Who writes this shit?
Seriously who the fuck writes this? Even if that actually happened in the White House on the day of the attack [Note: it didn’t actually happen. It was completely made up for the movie], why would they include it in the script? Who the hell finds this saccharine bullshit “inspiring”?
Freaking Dan Akroyd playing a Naval intel officer analyzing the warning signs of the imminent Japanese attack was the best character of the movie. Dan Akroyd. The entire first half of the movie could have been about him and it would’ve been downright riveting. And that’s part of the real shame of Pearl Harbor. Bay and Bruckheimer had the production budget and (theoretically) the talent to make an Apollo 13-caliber historical thriller, instead they just turned out this piece of shit whose only redeeming qualities are the action and Dan Akroyd.
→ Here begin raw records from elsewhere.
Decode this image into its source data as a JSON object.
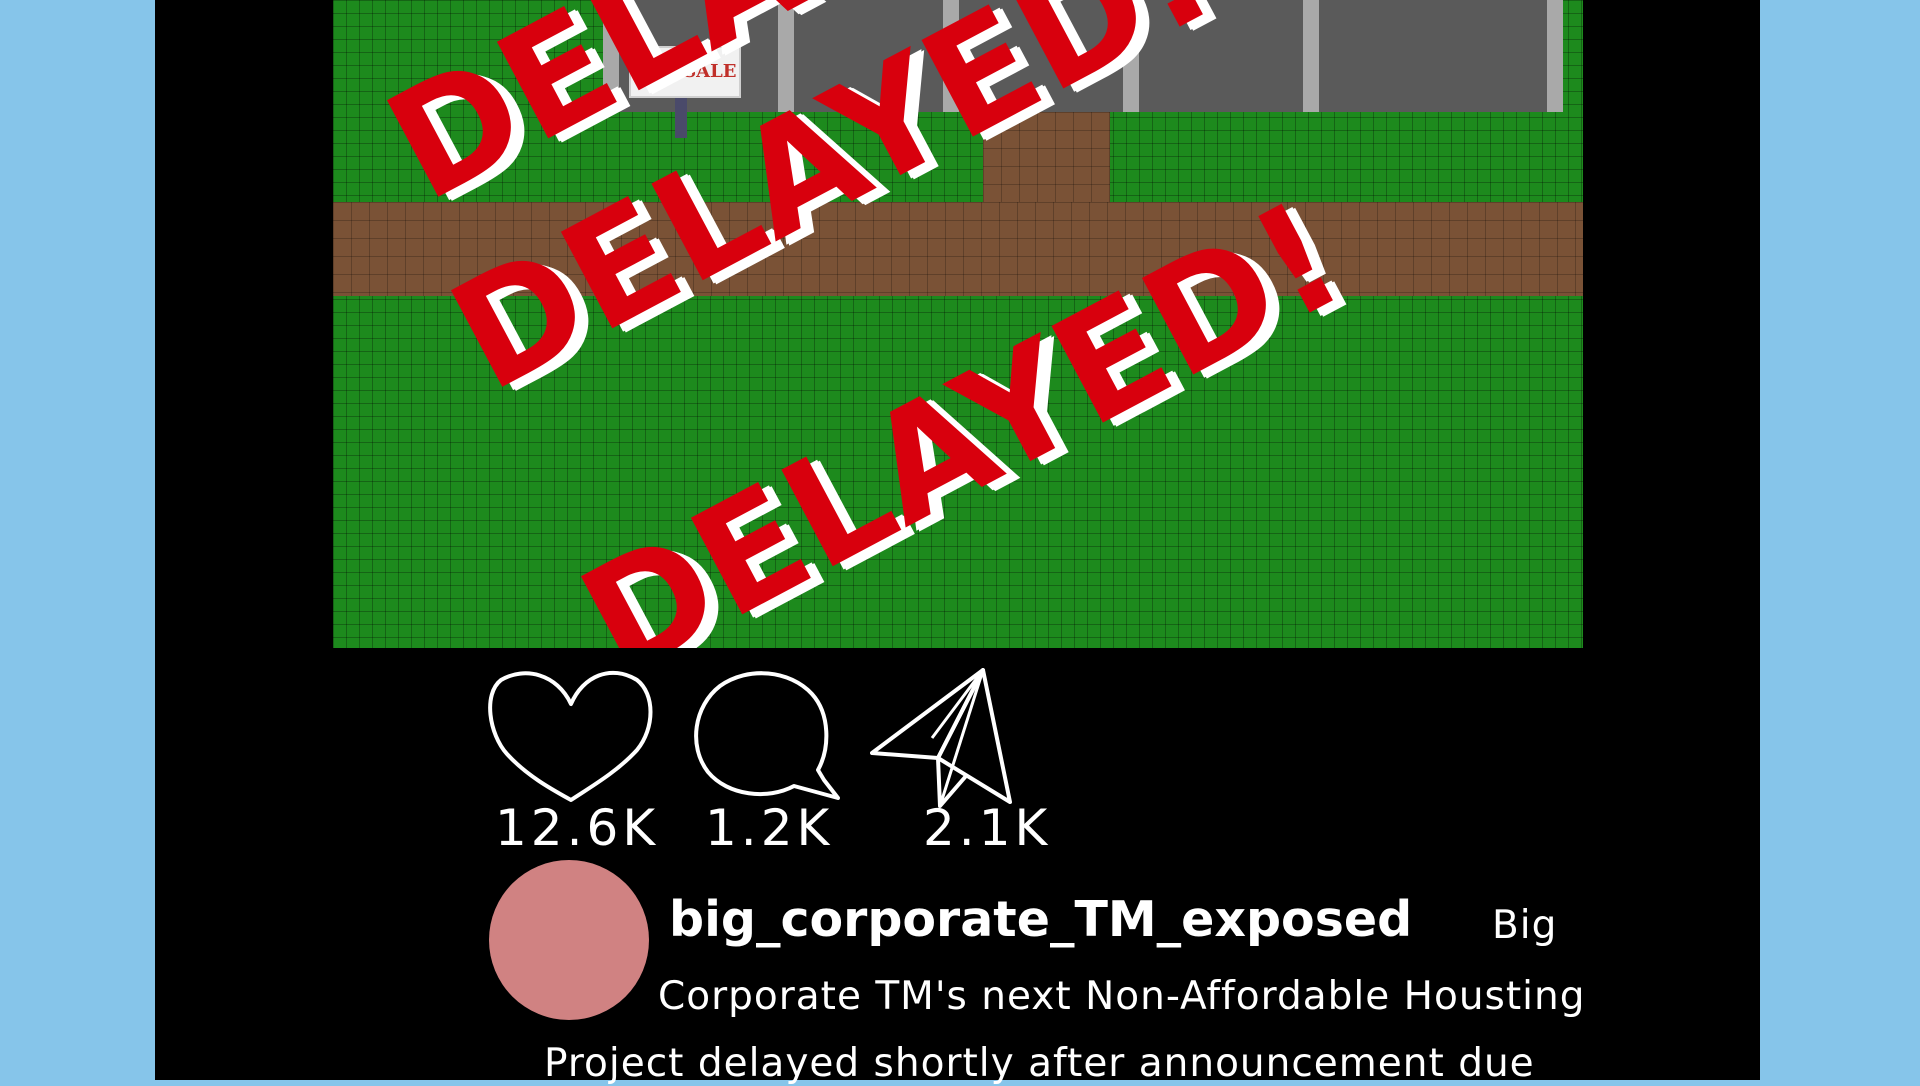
{
  "post": {
    "image": {
      "sign_text": "FOR SALE",
      "stamp_lines": [
        "DELAYED!",
        "DELAYED!",
        "DELAYED!"
      ]
    },
    "actions": {
      "like": {
        "icon": "heart-outline-icon",
        "count": "12.6K"
      },
      "comment": {
        "icon": "speech-bubble-icon",
        "count": "1.2K"
      },
      "share": {
        "icon": "paper-plane-icon",
        "count": "2.1K"
      }
    },
    "author": {
      "username": "big_corporate_TM_exposed",
      "avatar_color": "#d08282"
    },
    "caption_lines": [
      "Big",
      "Corporate TM's next Non-Affordable Housting",
      "Project delayed shortly after announcement due"
    ]
  },
  "colors": {
    "background": "#86c5ea",
    "phone": "#000000",
    "grass": "#1d8a1d",
    "stamp": "#d8000d"
  }
}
Pearl Harbor‘s final act is the 1942 retaliatory Doolittle raid on Japan, an amazing real life feat in which sixteen massive Army B-25 bombers took off from aircraft carriers in the Pacific (carriers designed for one man fighter planes a fraction the size and weight of a B-25), flew 600-plus miles to hit industrial targets in Japan (causing minimal physical damage but inflicting a massive psychological toll on Japanese leadership), and then coasting into occupied China with fumes left in their fuel tanks – many of them crash landing – counting on the locals to help the stranded air crews make a long journey into friendly territory. That really happened.
Not hard to imagine Michael Bay was like “Pfft… That’s nothing. I directed a movie where these oil workers flew a space shuttle to blow up an asteroid the size of Texas to save the world! And in the end they did! It was awesome! Aerosmith even wrote a hit song about it. It’s in the movie!”
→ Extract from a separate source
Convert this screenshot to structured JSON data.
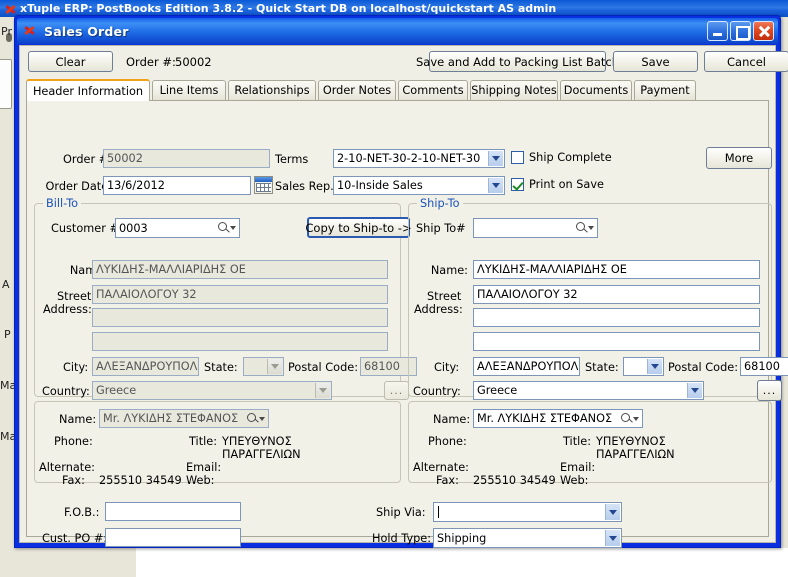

https://youtu.be/RWfETQAK19o
Now maybe that all came across as too glib. Angrily bitching about the movie Pearl Harbor on the 80th anniversary of the attack sure is. Anyway, I first saw Saving Private Ryan when I was 14, in the theater, on the day it came out. Don’t ask why, I don’t even know.
I didn’t know shit back then. I did notice in the theater an old man who looked to be in his seventies bursting into tears about 15 minutes in, during the brutal D-Day beach combat scene. And a different old man, his face also red and swollen with tears when we exited the theater.
Don’t know how they felt, I didn’t ask. I can’t help but contrast that display of raw emotion, the gut wrenching pain those men must have felt watching war depicted on screen so viscerally with what Kenneth Taylor, an Army Air Force fighter pilot credited with 3 kills during the attack (jumped into his plane an hour’s sleep after staying up drinking until 6 AM) and the basis for Ben Affleck’s character in the film, thought of the depiction of the attack and the events surrounding it thought of Bay’s movie: “a piece of trash… over-sensationalized and distorted.”
The point is we owe our service members and veterans better, all of us. Steven Spielberg aside, very few of us lazy, non-serving civilians have ever done them sincere, real justice in honoring their sacrifices and willingly facing the very real brutalities of past, present, and future. Buy a drink for a jarhead in a bar, send a care package to a sailor overseas, drop a $50 in the cup of the veteran panhandler on the sidewalk. And forget shit like Pearl Harbor.